Let me explain, two weeks ago I lost $110.00 it dropped out of my pocket. i returned within 10 minutes and it was gone, a quick check of the shop security camera showed a man picking it up, scanning around to see if he had been spotted, he had, the person who saw him made him share the money with him. they knew what they were doing was wrong (the legal name is theft by finding). It is most unlikely that they will return to that Service Station as they realised that the cameras had seen them, they pointed at the camera and left quickly. If they return there they will have a sense of guilt and will be worried that hey may be identified whereas I went back to the delicatessen with an easy conscience. Now you may have your own opinion on this but in the end it is matter of having integrity in the small things as well as in the big. Now just in case you think I am a goody good there are times when I have failed similar tests, and I regret those. I do know how it feels to be honest and to be dishonest. Sometimes being honest hurts, especially in relationships and friendships, being honest can risk losing friends and sometimes being honest hurts other people.
It is this honesty that is problematic. I have dipped my toes into the field of online dating again. I am taking things very slowly and being very cautious, for me it is the only way I can do it. iIam acutely aware of the pain that can occur when relationships do not work out and I do not want to hurt anyone, therein lies the conundrum. To investigate whether there is a possibility of a relationship one has to be honest, this involves making oneself vulnerable. This cannot occur without risk; there can be no relationships without vulnerability; there can be no peace, and ultimately no life, without relationships, therefore risk is an inherent factor in life. Risk comes in many forms and has many outcomes,I indulge in risk often.
Writing this blog is a risk, exposing my thoughts to other people I have no control over who reads my blog. , last year I was read in 115 countries and my posts were read over 8000 times, this month over 1200 views. some of the content is highly personal, I have only regretted one post and I took that one down it was a self indulgent rant and it did not meet my standards of integrity and I only recently put that right. Risk comes when I step up to protect others in public such as in the confrontation I had in K mart ( https://kiwipaulspoetry.wordpress.com/2014/11/02/sundayatkmart/). Risk comes whenever one is honest therefore dating is risky for me. It is equally as risky for other people which is why some people prefer to remain single.

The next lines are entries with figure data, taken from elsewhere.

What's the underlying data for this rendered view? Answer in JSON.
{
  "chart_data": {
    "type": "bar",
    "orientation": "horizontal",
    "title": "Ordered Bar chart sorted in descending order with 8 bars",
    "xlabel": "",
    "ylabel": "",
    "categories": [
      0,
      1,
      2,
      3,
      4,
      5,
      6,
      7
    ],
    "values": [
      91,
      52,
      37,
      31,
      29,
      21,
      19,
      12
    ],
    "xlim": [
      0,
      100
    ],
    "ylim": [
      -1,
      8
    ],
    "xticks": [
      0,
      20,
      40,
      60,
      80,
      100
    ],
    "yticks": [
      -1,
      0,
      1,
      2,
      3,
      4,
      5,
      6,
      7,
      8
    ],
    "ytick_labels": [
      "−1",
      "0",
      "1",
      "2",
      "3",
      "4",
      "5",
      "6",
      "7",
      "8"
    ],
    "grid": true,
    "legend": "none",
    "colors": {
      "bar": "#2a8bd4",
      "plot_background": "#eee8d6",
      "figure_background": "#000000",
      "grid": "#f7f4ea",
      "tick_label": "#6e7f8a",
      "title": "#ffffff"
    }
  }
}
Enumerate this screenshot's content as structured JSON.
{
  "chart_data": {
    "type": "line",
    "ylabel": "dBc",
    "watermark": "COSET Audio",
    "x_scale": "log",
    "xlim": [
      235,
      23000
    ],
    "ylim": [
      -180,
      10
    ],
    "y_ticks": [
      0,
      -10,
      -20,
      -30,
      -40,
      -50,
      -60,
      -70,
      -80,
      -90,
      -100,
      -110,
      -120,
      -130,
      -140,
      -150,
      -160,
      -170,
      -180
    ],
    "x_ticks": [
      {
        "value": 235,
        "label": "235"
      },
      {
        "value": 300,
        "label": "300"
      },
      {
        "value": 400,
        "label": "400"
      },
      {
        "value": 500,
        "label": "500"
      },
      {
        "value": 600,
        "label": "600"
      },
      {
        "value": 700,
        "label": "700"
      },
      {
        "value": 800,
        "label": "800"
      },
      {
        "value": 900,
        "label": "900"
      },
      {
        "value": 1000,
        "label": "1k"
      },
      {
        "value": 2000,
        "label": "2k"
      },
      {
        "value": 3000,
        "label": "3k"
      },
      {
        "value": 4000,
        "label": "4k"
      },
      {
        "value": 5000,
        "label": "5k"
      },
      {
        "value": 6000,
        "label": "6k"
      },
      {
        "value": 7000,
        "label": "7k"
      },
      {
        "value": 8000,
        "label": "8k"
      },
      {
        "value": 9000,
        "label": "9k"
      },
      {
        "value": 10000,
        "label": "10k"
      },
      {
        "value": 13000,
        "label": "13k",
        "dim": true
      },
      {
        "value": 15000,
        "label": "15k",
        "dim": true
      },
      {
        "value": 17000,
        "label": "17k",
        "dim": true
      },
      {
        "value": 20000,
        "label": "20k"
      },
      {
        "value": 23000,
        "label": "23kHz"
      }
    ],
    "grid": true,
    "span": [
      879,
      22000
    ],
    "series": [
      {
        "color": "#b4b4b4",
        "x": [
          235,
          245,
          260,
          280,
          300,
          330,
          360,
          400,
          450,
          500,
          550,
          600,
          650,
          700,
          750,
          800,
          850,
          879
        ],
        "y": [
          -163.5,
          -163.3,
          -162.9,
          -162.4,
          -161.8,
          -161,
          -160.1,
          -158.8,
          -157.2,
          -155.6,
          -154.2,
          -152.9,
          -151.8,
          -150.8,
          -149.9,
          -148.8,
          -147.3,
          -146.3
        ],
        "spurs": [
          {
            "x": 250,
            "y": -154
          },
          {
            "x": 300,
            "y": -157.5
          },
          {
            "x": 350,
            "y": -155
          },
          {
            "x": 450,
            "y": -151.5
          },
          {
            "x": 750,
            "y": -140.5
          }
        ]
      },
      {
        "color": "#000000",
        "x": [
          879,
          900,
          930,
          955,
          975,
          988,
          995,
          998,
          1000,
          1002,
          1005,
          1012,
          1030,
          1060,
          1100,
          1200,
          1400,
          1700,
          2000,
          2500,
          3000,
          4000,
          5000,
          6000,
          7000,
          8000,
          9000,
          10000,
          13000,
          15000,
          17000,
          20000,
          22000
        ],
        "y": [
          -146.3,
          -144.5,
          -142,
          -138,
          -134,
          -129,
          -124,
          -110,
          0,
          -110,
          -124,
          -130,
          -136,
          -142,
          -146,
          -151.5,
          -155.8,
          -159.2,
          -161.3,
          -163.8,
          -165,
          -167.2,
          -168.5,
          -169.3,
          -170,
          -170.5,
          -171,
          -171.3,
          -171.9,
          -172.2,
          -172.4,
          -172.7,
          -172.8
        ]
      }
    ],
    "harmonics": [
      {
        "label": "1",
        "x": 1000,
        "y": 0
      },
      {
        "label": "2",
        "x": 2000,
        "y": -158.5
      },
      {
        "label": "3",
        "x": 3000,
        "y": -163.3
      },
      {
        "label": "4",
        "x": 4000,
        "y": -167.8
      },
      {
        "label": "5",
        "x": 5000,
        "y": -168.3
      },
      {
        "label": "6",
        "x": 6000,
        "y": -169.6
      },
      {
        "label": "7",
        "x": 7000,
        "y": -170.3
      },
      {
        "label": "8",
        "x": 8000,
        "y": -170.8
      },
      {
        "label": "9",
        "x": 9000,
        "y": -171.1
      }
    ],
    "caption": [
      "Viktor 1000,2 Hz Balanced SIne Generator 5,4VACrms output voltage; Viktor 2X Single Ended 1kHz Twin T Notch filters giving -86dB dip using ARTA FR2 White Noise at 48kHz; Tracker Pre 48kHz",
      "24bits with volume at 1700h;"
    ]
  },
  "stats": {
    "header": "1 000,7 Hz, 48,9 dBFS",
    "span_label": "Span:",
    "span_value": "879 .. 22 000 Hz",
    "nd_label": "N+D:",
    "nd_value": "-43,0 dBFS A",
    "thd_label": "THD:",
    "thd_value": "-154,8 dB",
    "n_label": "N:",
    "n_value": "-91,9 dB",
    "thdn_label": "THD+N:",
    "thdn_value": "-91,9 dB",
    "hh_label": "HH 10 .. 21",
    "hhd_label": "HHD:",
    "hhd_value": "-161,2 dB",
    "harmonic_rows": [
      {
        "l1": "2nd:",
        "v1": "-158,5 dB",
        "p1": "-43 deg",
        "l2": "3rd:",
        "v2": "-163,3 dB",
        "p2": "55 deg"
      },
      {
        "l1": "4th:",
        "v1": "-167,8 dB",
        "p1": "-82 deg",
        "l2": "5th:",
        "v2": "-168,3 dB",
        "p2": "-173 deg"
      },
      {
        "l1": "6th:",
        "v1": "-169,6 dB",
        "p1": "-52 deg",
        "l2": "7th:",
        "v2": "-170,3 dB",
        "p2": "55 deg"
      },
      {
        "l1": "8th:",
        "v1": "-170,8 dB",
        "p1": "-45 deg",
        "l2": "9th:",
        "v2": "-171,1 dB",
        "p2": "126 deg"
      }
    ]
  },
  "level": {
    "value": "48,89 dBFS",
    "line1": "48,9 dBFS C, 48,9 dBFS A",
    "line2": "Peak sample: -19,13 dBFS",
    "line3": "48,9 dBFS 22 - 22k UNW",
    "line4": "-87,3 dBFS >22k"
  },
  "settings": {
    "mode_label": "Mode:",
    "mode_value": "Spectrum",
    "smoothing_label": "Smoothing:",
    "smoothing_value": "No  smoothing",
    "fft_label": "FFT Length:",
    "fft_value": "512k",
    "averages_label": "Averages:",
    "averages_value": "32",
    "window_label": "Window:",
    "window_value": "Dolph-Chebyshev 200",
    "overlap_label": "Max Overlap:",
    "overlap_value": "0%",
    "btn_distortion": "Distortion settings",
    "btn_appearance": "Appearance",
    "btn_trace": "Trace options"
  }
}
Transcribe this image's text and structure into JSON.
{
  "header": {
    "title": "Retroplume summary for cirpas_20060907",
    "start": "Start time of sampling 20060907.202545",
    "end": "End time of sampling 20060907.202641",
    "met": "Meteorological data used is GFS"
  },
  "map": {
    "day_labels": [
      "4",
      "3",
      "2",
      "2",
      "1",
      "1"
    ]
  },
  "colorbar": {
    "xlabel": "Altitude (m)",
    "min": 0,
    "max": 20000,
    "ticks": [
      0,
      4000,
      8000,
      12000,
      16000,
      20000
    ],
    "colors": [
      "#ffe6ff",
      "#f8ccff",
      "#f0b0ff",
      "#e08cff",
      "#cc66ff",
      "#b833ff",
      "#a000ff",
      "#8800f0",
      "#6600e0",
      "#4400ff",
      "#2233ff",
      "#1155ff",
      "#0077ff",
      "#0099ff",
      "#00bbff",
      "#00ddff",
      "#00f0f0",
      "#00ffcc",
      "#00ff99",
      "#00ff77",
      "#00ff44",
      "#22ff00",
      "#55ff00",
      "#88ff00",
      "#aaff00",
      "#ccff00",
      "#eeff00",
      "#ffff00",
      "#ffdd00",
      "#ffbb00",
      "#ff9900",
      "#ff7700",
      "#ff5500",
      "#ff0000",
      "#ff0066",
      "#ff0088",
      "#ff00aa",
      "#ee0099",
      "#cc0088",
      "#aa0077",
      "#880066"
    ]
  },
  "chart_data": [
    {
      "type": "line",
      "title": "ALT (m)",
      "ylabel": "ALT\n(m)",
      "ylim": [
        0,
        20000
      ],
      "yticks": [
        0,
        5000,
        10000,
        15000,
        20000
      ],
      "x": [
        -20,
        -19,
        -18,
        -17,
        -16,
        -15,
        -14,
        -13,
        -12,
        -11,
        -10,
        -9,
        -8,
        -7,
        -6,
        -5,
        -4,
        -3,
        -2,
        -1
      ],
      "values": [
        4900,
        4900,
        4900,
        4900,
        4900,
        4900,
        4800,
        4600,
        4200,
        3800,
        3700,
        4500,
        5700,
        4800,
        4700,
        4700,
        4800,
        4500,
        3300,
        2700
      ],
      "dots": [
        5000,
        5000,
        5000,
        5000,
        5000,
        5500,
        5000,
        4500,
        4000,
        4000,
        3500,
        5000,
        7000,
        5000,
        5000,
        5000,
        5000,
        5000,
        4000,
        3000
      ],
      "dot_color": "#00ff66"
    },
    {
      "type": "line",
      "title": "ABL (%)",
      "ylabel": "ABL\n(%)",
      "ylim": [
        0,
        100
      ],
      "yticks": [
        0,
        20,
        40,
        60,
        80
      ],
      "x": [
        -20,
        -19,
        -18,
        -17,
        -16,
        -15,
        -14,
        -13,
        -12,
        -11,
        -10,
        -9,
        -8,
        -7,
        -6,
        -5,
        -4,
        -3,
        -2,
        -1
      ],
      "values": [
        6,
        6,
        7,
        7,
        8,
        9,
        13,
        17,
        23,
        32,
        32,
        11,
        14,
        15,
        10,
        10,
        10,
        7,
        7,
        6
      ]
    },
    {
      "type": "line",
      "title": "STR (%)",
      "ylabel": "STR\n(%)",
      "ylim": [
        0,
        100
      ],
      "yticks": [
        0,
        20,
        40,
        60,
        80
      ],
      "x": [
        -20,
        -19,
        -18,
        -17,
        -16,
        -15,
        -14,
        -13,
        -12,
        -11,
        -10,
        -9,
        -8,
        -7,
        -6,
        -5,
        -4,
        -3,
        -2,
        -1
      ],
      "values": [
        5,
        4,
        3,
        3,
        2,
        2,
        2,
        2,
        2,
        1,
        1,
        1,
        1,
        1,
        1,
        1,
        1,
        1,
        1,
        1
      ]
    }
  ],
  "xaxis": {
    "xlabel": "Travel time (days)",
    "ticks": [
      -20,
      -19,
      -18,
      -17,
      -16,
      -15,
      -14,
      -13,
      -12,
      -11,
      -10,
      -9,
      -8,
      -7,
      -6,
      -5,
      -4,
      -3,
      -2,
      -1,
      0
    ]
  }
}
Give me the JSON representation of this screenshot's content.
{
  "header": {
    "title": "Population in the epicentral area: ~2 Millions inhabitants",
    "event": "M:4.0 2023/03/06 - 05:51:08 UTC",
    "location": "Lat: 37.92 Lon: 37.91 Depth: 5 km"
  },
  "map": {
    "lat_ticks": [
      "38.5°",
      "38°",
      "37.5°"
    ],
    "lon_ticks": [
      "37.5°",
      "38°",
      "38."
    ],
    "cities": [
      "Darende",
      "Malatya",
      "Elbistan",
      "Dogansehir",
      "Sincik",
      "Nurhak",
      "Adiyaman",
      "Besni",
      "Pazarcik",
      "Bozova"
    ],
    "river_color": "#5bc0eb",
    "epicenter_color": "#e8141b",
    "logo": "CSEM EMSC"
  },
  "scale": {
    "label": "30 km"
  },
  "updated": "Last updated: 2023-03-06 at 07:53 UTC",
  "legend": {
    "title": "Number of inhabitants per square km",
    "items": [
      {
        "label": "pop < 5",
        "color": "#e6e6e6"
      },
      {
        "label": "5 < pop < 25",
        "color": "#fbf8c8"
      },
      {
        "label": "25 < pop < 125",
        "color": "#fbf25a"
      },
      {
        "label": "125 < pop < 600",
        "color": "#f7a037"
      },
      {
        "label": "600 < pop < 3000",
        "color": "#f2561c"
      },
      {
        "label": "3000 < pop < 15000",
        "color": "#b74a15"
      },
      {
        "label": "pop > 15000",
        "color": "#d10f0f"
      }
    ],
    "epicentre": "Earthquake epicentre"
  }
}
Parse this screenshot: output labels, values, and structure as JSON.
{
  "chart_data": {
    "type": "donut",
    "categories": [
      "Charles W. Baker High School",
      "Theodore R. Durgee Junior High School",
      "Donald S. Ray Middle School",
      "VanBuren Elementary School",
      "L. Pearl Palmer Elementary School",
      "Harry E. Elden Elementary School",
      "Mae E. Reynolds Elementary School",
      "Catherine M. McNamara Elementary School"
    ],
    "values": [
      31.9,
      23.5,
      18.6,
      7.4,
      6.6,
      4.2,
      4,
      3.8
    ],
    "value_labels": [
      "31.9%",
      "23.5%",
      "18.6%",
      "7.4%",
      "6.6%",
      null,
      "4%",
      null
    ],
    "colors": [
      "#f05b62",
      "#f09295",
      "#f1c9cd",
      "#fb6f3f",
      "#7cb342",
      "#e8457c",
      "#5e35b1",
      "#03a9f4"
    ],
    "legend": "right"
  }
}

The question for many people is why not remain single? Can you not be happy and remain single? Will having a woman in my life bring happiness? A good question given my experience of relationships they were either very hurtful or ended with someone being hurt and such hurt is not easily healed. Again it is a matter of integrity, I have a strong desire, nay need for intimacy and I am not just talking about sex. I have some good friends for sure but let me assure you I have no desire to wake up next to some of them. Some of the best times in my life have been when I have woken or gone to sleep with someone with whom I have had a intimate connection with, someone with whom I can share the things that I dare not utter in this forum. So in answer to the question will having a woman in my life make me happy? Perhaps, I know that I do not do single very well but and there is always a but, if singledom is the price of integrity then even though that be a high priceI will need to pay it so that I can look at myself without regret.